Readers, I have a serious question for you: should we challenge Annette Bosworth's U.S. Senate nominating petition?
Fake candidate Bosworth claims to have submitted 2,750 signatures to earn a spot on the Republican U.S. Senate primary ballot. Her name does not appear on the list of approved GOP U.S. Senate candidates Secretary of State Jason Gant posted this afternoon; the names of Stace Nelson, Larry Rhoden, Jason Ravnsborg, and Mike Rounds do. We may assume that Secretary Gant's team will get to Bosworth's signatures at breakfast tomorrow.
2,750 is 40.7% more signatures than the 1,955 required to make the Republican ballot. Under normal conditions, that's a really safe cushion.
Team Bosworth does not operate under normal conditions. Bosworth and her husband Chad Haber are not known for effective organization and management skills. Bosworth does not know the issues; she may not know campaign law.
Nor are Bosworth and Haber are also known for integrity. They've manufactured stories. They launched their campaign with fake and clumsy web publicity. They've cooked up fake names, stolen a man's image, and plagiarized my blog material to promote the Bosworth brand. Would they have the moral restraint not to cook up fake petition signatures?

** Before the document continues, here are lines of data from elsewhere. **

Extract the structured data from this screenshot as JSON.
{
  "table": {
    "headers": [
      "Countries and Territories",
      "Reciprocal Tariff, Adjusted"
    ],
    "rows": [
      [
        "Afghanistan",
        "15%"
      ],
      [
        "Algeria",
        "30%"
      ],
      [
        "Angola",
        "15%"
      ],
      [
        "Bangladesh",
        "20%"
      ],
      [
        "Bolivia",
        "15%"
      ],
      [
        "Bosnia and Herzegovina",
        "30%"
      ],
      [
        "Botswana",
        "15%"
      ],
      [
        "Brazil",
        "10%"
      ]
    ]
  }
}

On the other hand, Base Connect and other campaign fundraisers are making money off Bosworth. A reliable source tells me that those fundraisers, who may well be keeping all of the money they raise through direct mail and giving Bosworth inflated campaign finance figures of which she will never spend a penny on actual campaigning in South Dakota, paid to ensure the petition drive's success. Bosworth had no grassroots network of South Dakota volunteers, but she had paid operatives motivated by the prospect of riding Bosworth's gravy train to two months more of campaign profit.
Now consider the following facts about petition challenges that I laid out in the comment section Sunday:
- SDCL 12-1-13 specifies that "any interested party" may challenge a petition. Challengers have five business days from the date of filing to challenge. A challenge must include an itemized list of specific deficiencies identified in the petition.

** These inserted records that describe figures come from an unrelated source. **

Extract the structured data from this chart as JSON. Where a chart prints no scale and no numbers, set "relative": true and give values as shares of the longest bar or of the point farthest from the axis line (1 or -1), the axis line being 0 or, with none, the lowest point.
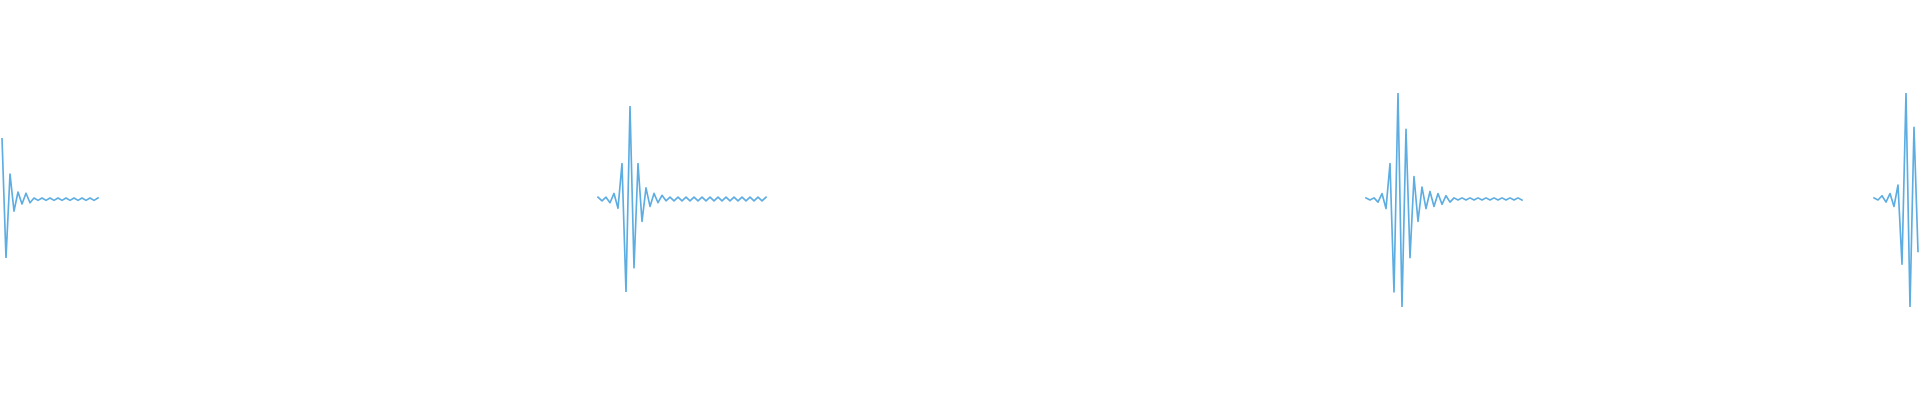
{
  "chart_data": [
    {
      "type": "line",
      "relative": true,
      "line_style": "solid",
      "categories": [
        null,
        null,
        null,
        null,
        null,
        null,
        null,
        null,
        null,
        null,
        null,
        null,
        null,
        null,
        null,
        null,
        null,
        null,
        null,
        null,
        null,
        null,
        null,
        null,
        null
      ],
      "series": [
        {
          "color": "#5dade2",
          "values": [
            1,
            0,
            0.7,
            0.39,
            0.55,
            0.45,
            0.54,
            0.46,
            0.5,
            0.48,
            0.5,
            0.48,
            0.5,
            0.48,
            0.5,
            0.48,
            0.5,
            0.48,
            0.5,
            0.48,
            0.5,
            0.48,
            0.5,
            0.48,
            0.5
          ]
        }
      ]
    },
    {
      "type": "line",
      "relative": true,
      "line_style": "solid",
      "categories": [
        null,
        null,
        null,
        null,
        null,
        null,
        null,
        null,
        null,
        null,
        null,
        null,
        null,
        null,
        null,
        null,
        null,
        null,
        null,
        null,
        null,
        null,
        null,
        null,
        null,
        null,
        null,
        null,
        null,
        null,
        null,
        null,
        null,
        null,
        null,
        null,
        null,
        null,
        null,
        null,
        null,
        null,
        null
      ],
      "series": [
        {
          "color": "#5dade2",
          "values": [
            0.51,
            0.49,
            0.51,
            0.48,
            0.53,
            0.45,
            0.69,
            0,
            1,
            0.13,
            0.69,
            0.38,
            0.56,
            0.46,
            0.53,
            0.48,
            0.52,
            0.49,
            0.51,
            0.49,
            0.51,
            0.49,
            0.51,
            0.49,
            0.51,
            0.49,
            0.51,
            0.49,
            0.51,
            0.49,
            0.51,
            0.49,
            0.51,
            0.49,
            0.51,
            0.49,
            0.51,
            0.49,
            0.51,
            0.49,
            0.51,
            0.49,
            0.51
          ]
        }
      ]
    },
    {
      "type": "line",
      "relative": true,
      "line_style": "solid",
      "categories": [
        null,
        null,
        null,
        null,
        null,
        null,
        null,
        null,
        null,
        null,
        null,
        null,
        null,
        null,
        null,
        null,
        null,
        null,
        null,
        null,
        null,
        null,
        null,
        null,
        null,
        null,
        null,
        null,
        null,
        null,
        null,
        null,
        null,
        null,
        null,
        null,
        null,
        null,
        null,
        null
      ],
      "series": [
        {
          "color": "#5dade2",
          "values": [
            0.51,
            0.5,
            0.51,
            0.49,
            0.53,
            0.46,
            0.67,
            0.07,
            1,
            0,
            0.83,
            0.23,
            0.61,
            0.4,
            0.56,
            0.46,
            0.54,
            0.47,
            0.53,
            0.48,
            0.52,
            0.49,
            0.51,
            0.5,
            0.51,
            0.5,
            0.51,
            0.5,
            0.51,
            0.5,
            0.51,
            0.5,
            0.51,
            0.5,
            0.51,
            0.5,
            0.51,
            0.5,
            0.51,
            0.5
          ]
        }
      ]
    },
    {
      "type": "line",
      "relative": true,
      "line_style": "solid",
      "categories": [
        null,
        null,
        null,
        null,
        null,
        null,
        null,
        null,
        null,
        null,
        null,
        null
      ],
      "series": [
        {
          "color": "#5dade2",
          "values": [
            0.51,
            0.5,
            0.52,
            0.49,
            0.53,
            0.47,
            0.57,
            0.2,
            1,
            0,
            0.84,
            0.26
          ]
        }
      ]
    }
  ]
}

- The Secretary of State charges $1 per copy/page, so 2,750 signatures (max 20 signatures per sheet, front and back, surely some sheets not full, so guesstimate 300–350 pages), obtaining every page to verify signatures and mark errors would cost $300–$350 pages.
- There are four levels of error-checking:
- A challenger can check for obvious errors: missing or misdated notary seals, improperly completed candidate declaration, and missing signatory information. That just takes a good eye and time.
- A challenger can engage Google and brains to look for invalid signers: dead people, fake names, duplicate names, etc.
- A challenger can spend money and match each name on the petition to the voter registration list. To obtain an electronic copy of that list, one must pay the Secretary of State $2,500 (paper costs $5,500).
- A challenger can cross-check signatures on Bosworth's petition with signatures on petitions already submitted for Nelson, Rhoden, Pressler, Rounds, and Ravnsborg. Bosworth filed last, so if any of Bosworth's signatories signed other petitions, their names don't count for Bosworth. That's about 19,000 unalphabetized signatures, available only in scanned, non-computer-searchable or sortable PDF format, spread across at least 1,900 pages, which would cost $1,900 and a lot of eye-strain.
Given that information, does anyone want to pass the hat to verify that Bosworth's petition has followed the laws of the state of South Dakota? Or can citizens interested in truth and justice get a better return from their time, effort, and money from other projects?